Обычная жизнь Варвары Васильевны Архангельской окончилась где-то году в 1928-29-м. В обучении детей вере и молитве исповедница видела исполнение долга перед Богом. Однако новые порядки наступали и в школе. Тогда вложил Господь в душу блаженной мысль об отказе от мира, юродстве во Христе. Однажды директор школы объявил о собрании учителей. Уже знали, что посвящено оно будет атеистической работе. Варвара Васильевна долго не приходила, ждали, ждали, а ее нет и нет, а когда, наконец, пришла, то все ахнули: на одной ноге была туфля, а на другой калоша. Ее спросили: "Варвара Васильевна, что с вами?" - "Да вот, туфля потерялась, я искала, не могла найти. Вот, еле нашла". Директор открыл собрание: "Теперь будем учить детей, что Бога нет". Вдруг Варвара Васильевна прервала его: "А куда Он делся? Вчера был, сегодня есть, а завтра не будет?" - "Владимир Ильич так сказал, что нет Бога, не надо Богу учить, нету Его". - "А куда же Он делся? Вчера был, сегодня есть, а завтра не будет?! Ну, ладно, до свиданья", - неожиданно попрощалась она и больше в школу не пришла.

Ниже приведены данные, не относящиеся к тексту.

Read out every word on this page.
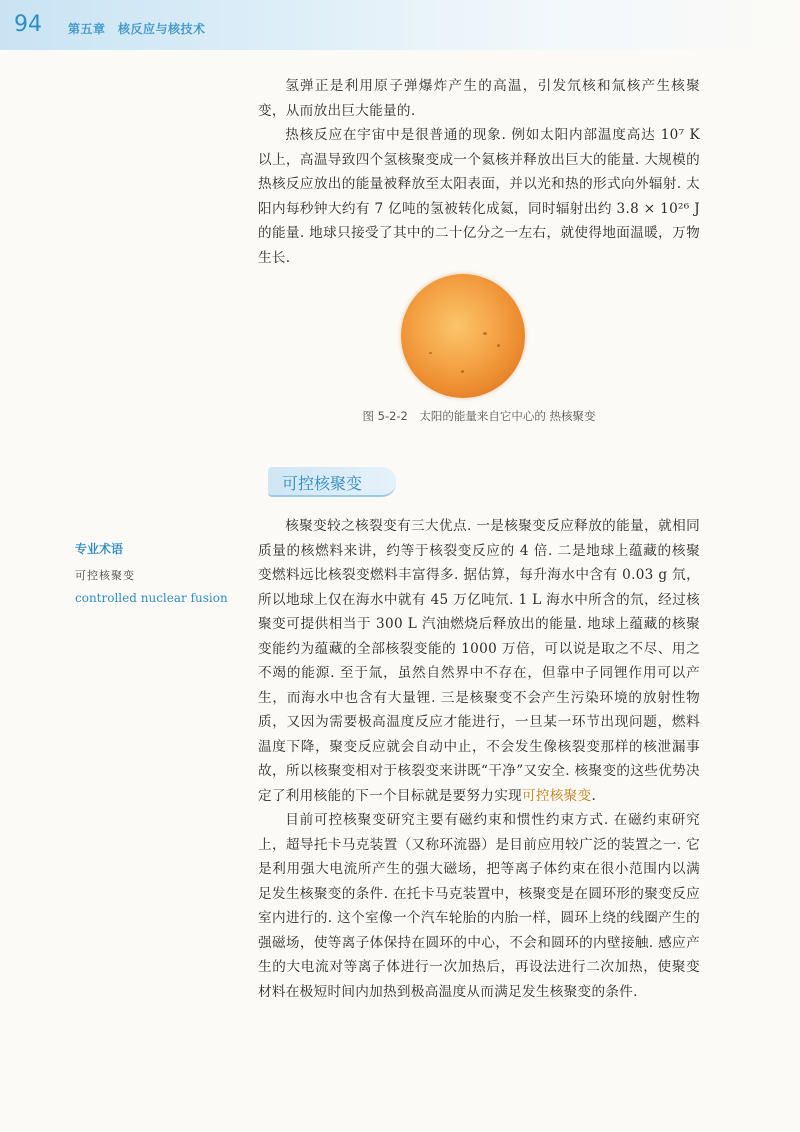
94 第五章　核反应与核技术

氢弹正是利用原子弹爆炸产生的高温，引发氘核和氚核产生核聚变，从而放出巨大能量的.

热核反应在宇宙中是很普通的现象. 例如太阳内部温度高达 10⁷ K 以上，高温导致四个氢核聚变成一个氦核并释放出巨大的能量. 大规模的热核反应放出的能量被释放至太阳表面，并以光和热的形式向外辐射. 太阳内每秒钟大约有 7 亿吨的氢被转化成氦，同时辐射出约 3.8 × 10²⁶ J 的能量. 地球只接受了其中的二十亿分之一左右，就使得地面温暖，万物生长.

图 5-2-2　太阳的能量来自它中心的 热核聚变
可控核聚变
专业术语
可控核聚变
controlled nuclear fusion

核聚变较之核裂变有三大优点. 一是核聚变反应释放的能量，就相同质量的核燃料来讲，约等于核裂变反应的 4 倍. 二是地球上蕴藏的核聚变燃料远比核裂变燃料丰富得多. 据估算，每升海水中含有 0.03 g 氘，所以地球上仅在海水中就有 45 万亿吨氘. 1 L 海水中所含的氘，经过核聚变可提供相当于 300 L 汽油燃烧后释放出的能量. 地球上蕴藏的核聚变能约为蕴藏的全部核裂变能的 1000 万倍，可以说是取之不尽、用之不竭的能源. 至于氚，虽然自然界中不存在，但靠中子同锂作用可以产生，而海水中也含有大量锂. 三是核聚变不会产生污染环境的放射性物质，又因为需要极高温度反应才能进行，一旦某一环节出现问题，燃料温度下降，聚变反应就会自动中止，不会发生像核裂变那样的核泄漏事故，所以核聚变相对于核裂变来讲既“干净”又安全. 核聚变的这些优势决定了利用核能的下一个目标就是要努力实现可控核聚变.

目前可控核聚变研究主要有磁约束和惯性约束方式. 在磁约束研究上，超导托卡马克装置（又称环流器）是目前应用较广泛的装置之一. 它是利用强大电流所产生的强大磁场，把等离子体约束在很小范围内以满足发生核聚变的条件. 在托卡马克装置中，核聚变是在圆环形的聚变反应室内进行的. 这个室像一个汽车轮胎的内胎一样，圆环上绕的线圈产生的强磁场，使等离子体保持在圆环的中心，不会和圆环的内壁接触. 感应产生的大电流对等离子体进行一次加热后，再设法进行二次加热，使聚变材料在极短时间内加热到极高温度从而满足发生核聚变的条件.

Позже один старец истолковал, что блаженная своим странным видом показала как бы два закона: один разумный, подобающий человеку, а другой "дурацкий", безбожный. В тот же день она выкинула столы и табуретки из своей комнаты во двор, перевернув их вверх ногами, как бы показывая, что жизнь поставлена с ног на голову. Люди увидели, что она обернула голову красным платком, мол, красное безумие овладело умами людей. "Ты что бросила учить?" - спросили ее, - "Я болею, я заболела, не могу учить". Некоторое время она жила на прежнем месте, но у хозяев было много детей, шума, суеты, а душа ее стремилась к духовному сосредоточению и молитве. И "куколка", как ласково называли ее жители, носившая в деревне ботики на каблучках и бархатную шляпку с бантом, оделась в тряпье, завела козочек, и пасла их в молитвенном уединении, возвращаясь в дом поздним вечером.

Затвор

На краю Скворчихи Яковлевы поставили новый дом, а в старый, соединенный с новым сенями, пустили Варвару Васильевну. Тогда блаженная перестала пасти козочек, теперь и дома могла пребывать в уединении. Все окна своего жилища подвижница занавесила, чтобы дневной свет не проникал внутрь. Выходила мало и в основном в сумерках или ночью. Свое лицо скрывала от посторонних глаз, если же кто встречался - отворачивала лицо, прикрывала платком или тряпкой, покрывавшей голову вместо платка. Одна из простых смиренных бабушек, еще девчонкой навещавшая блаженную, говорила, что та пряталась от женщин, пересуживающих ее за рваную одежду, всю в дырках, в какой ходила теперь бывшая учительница. К верующим она выходила, пускала гостей и к себе, а иногда даже посещала благочестивые семьи, приносила духовные книги.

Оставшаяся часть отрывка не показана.